During the 1920s, many residents of Chicago metropolitan area had signed up to receive electrical service for the first time. Generating plants throughout the metropolitan area had developed the capacity to produce 1,310 megawatts of power to serve 1,300,000 customer households. At the same time some expected demand for electricity to further increase. In particular, inhabitants of many rural areas throughout the United States, including rural areas adjacent to Chicago, did not yet have electrical service in 1929.

In addition to increased demand for electricity from households for purposes such as lighting and appliances, Insull expected substantial increases in demand for electricity from industrial-scale purchasers. In particular, Insull's holding companies also controlled the Chicago South Shore and South Bend, an electric railroad that ran near the site of the State Line Power Plant.

In order to fulfill the increased demand for electricity that Insull's engineers told him was expected and which he concurred was going to occur, the Insull holding companies constructed the State Line Power Plant and the Unit 1 generator within the plant. With a capacity of 208 megawatts, Unit 1 upon its operational date in 1929 was the largest turbine generator constructed up to that time. The turbine plant was built by General Electric at their plant in Schenectady, New York, and carried to Hammond for assembly. Its operation increased total Chicago-area electrical generation capacity by more than 15%, to 1,518 megawatts.

Insull's optimism was sufficient that he ordered that the State Line Power Plant be constructed on a scale sufficient to allow for the insertion of further turbines in the building. Commonwealth Edison's goal was to eventually insert enough capacity into State Line to generate more than 1,000 megawatts of power - which would have made the State Line Power Plant the world's first one-gigawatt plant.

The 1929 infrastructure projects of Insull's holding companies were financed with highly leveraged junk bonds. The Insull firms could not survive the shock of the Great Depression, and Insull and his investors suffered devastating financial losses. The State Line Power Plant had been professionally engineered and constructed, so continued to operate through the Depression, World War II, and into the postwar years.

===Postwar years===
Commonwealth Edison expanded the State Line Power Plant according to plan, with Unit 2 going into operation in 1938, Unit 3 in 1955, and Unit 4 in 1963.
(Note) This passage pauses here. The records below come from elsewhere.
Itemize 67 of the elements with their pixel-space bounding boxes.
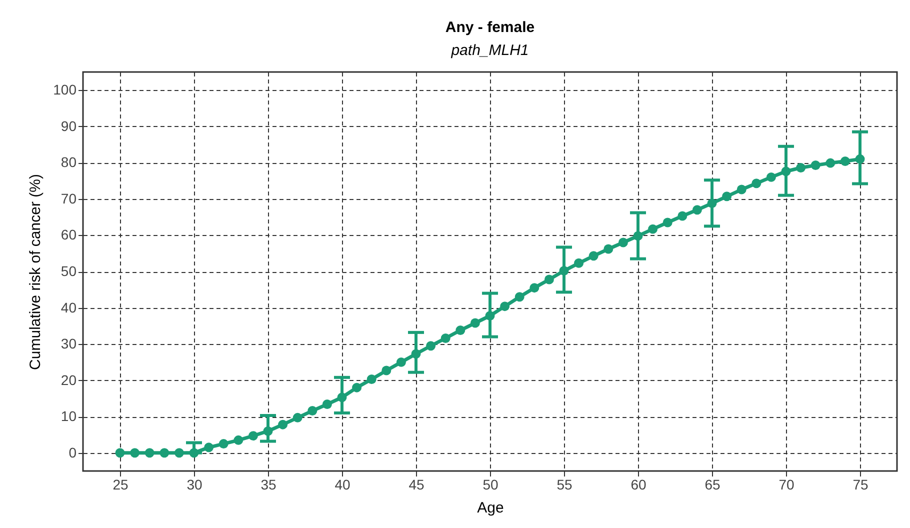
point <box>204 442 214 452</box>
point <box>160 448 170 458</box>
point <box>796 163 806 172</box>
x-tick-label: 75 <box>852 476 868 492</box>
point <box>678 211 688 221</box>
point <box>662 218 672 228</box>
point <box>130 448 140 458</box>
x-tick-label: 70 <box>778 476 794 492</box>
point <box>352 382 362 392</box>
y-tick-label: 80 <box>60 154 77 170</box>
point <box>840 156 850 166</box>
point <box>500 302 510 312</box>
point <box>382 366 392 376</box>
y-tick-label: 90 <box>60 118 77 134</box>
y-tick-label: 10 <box>60 408 77 424</box>
point <box>426 341 436 351</box>
point <box>530 283 540 293</box>
point <box>278 420 288 430</box>
point <box>736 184 746 194</box>
point <box>766 172 776 182</box>
y-tick-label: 50 <box>60 263 77 279</box>
x-axis-title: Age <box>477 500 504 516</box>
y-tick-label: 20 <box>60 372 77 388</box>
point <box>322 400 332 409</box>
x-tick-label: 60 <box>630 476 646 492</box>
y-tick-label: 30 <box>60 336 77 352</box>
y-tick-label: 40 <box>60 299 77 316</box>
point <box>618 238 628 248</box>
x-tick-label: 25 <box>112 476 128 492</box>
point <box>234 435 244 445</box>
x-tick-label: 65 <box>704 476 720 492</box>
point <box>248 431 258 441</box>
chart-subtitle: path_MLH1 <box>450 42 529 59</box>
point <box>470 318 480 328</box>
point <box>396 357 406 367</box>
point <box>440 334 450 343</box>
y-tick-label: 70 <box>60 190 77 206</box>
point <box>722 192 732 202</box>
point <box>604 244 614 254</box>
point <box>826 158 836 168</box>
point <box>292 412 302 422</box>
point <box>115 448 125 458</box>
x-tick-label: 30 <box>186 476 202 492</box>
point <box>308 406 318 416</box>
point <box>544 274 554 284</box>
point <box>752 178 762 188</box>
y-tick-label: 0 <box>68 444 77 460</box>
y-axis-title: Cumulative risk of cancer (%) <box>27 174 44 370</box>
point <box>692 205 702 215</box>
point <box>648 224 658 234</box>
point <box>174 448 184 458</box>
point <box>588 251 598 261</box>
point <box>810 160 820 170</box>
chart-title: Any - female <box>445 19 535 36</box>
x-tick-label: 50 <box>482 476 498 492</box>
point <box>456 326 466 335</box>
point <box>574 258 584 268</box>
x-tick-label: 35 <box>260 476 276 492</box>
x-tick-label: 45 <box>408 476 424 492</box>
y-tick-label: 60 <box>60 226 77 243</box>
point <box>514 292 524 302</box>
point <box>144 448 154 458</box>
point <box>366 374 376 384</box>
x-tick-label: 55 <box>556 476 572 492</box>
point <box>218 439 228 449</box>
x-tick-label: 40 <box>334 476 350 492</box>
y-tick-label: 100 <box>53 82 77 98</box>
As a result of various factors, including the advent of nuclear power and the passage of the Clean Air Act, by the late 20th and early 21st centuries the State Line Power Plant was entering the latter phase of its useful life. The historic Unit 1 turbine was taken out of service in 1978, followed by Unit 2 in 1979.

In 2011, the State Line Power Plant's two newer coal-fired units, historically Units 3 and 4 (but renamed as Units 1 and 2) continued to operate with a maximum capacity of 515 megawatts. The plant employed approximately 120 full-time employees in 2011, with employment dropping to 100 in January 2012 as the end of the plant's lifespan approached.
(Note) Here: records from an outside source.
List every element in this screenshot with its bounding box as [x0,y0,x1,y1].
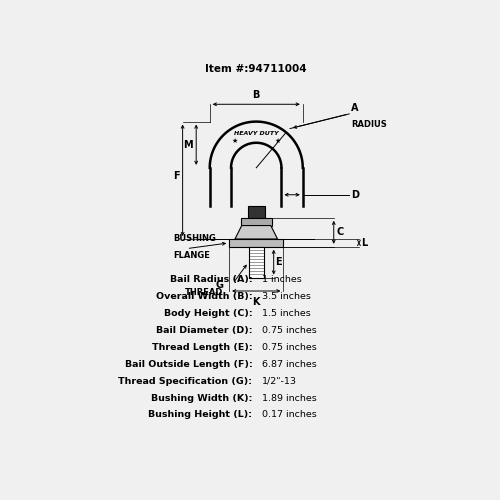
Text: Bail Outside Length (F):: Bail Outside Length (F): [124,360,252,368]
Text: Bail Radius (A):: Bail Radius (A): [170,275,252,284]
Text: 1.5 inches: 1.5 inches [262,309,311,318]
Text: 6.87 inches: 6.87 inches [262,360,317,368]
Text: Body Height (C):: Body Height (C): [164,309,252,318]
Text: ★: ★ [274,138,280,144]
Text: E: E [276,257,282,267]
Text: L: L [361,238,367,248]
Text: 1/2"-13: 1/2"-13 [262,376,297,386]
Polygon shape [235,226,278,239]
Text: 1.89 inches: 1.89 inches [262,394,317,402]
Text: F: F [173,172,180,181]
Text: D: D [351,190,359,200]
Text: RADIUS: RADIUS [351,120,387,128]
Text: Bushing Height (L):: Bushing Height (L): [148,410,252,420]
Text: Item #:94711004: Item #:94711004 [206,64,307,74]
Text: 0.75 inches: 0.75 inches [262,342,317,351]
Text: ★: ★ [232,138,238,144]
Text: HEAVY DUTY: HEAVY DUTY [234,130,278,136]
Text: Thread Specification (G):: Thread Specification (G): [118,376,252,386]
Text: 3.5 inches: 3.5 inches [262,292,311,301]
Text: A: A [351,102,358,113]
Text: Bushing Width (K):: Bushing Width (K): [151,394,252,402]
Text: Thread Length (E):: Thread Length (E): [152,342,252,351]
Text: M: M [184,140,193,149]
Text: Overall Width (B):: Overall Width (B): [156,292,252,301]
Bar [248,246,264,278]
Text: Bail Diameter (D):: Bail Diameter (D): [156,326,252,335]
Bar [229,239,283,246]
Text: B: B [252,90,260,100]
Text: THREAD: THREAD [185,288,224,298]
Text: FLANGE: FLANGE [173,250,210,260]
Bar [241,218,272,226]
Text: 0.75 inches: 0.75 inches [262,326,317,335]
Text: G: G [216,280,224,290]
Text: 1 inches: 1 inches [262,275,302,284]
Text: C: C [337,228,344,237]
Text: 0.17 inches: 0.17 inches [262,410,317,420]
Bar [248,206,265,218]
Text: BUSHING: BUSHING [173,234,216,243]
Text: K: K [252,297,260,307]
The State Line Power Plant's age meant that it was not fitted with many of the pollution control equipment that is mandated on more modern generating plants. Instead, State Line's operations were grandfathered, giving the plant the right to vent nitrogen oxides, airborne mercury, and sulphur dioxide into the air. According to a September 2010 article in the Chicago Tribune, the State Line Power Plant was described as one of the greatest single point-source contributors to the Chicago area's ongoing noncompliant status under the Clean Air Act.

In early May 2011, Dominion Resources informed Wall Street financial analysts that the firm did not plan to retrofit State Line with Clean Air Act pollution controls, and would instead shut the plant down in the three-year 2012–2014 period. The firm further announced in January 2012 that the planned shutdown of the 100-employee plant would take place on March 31, 2012. Upon completion of the March 31 shutdown, Dominion withdrew its remaining movable assets from the cold plant and handed it over to a demolition firm, BTU Solutions, on June 26, 2012. BTU Solutions pledged to demolish the plant over a two-year period, and demolition began in late 2012.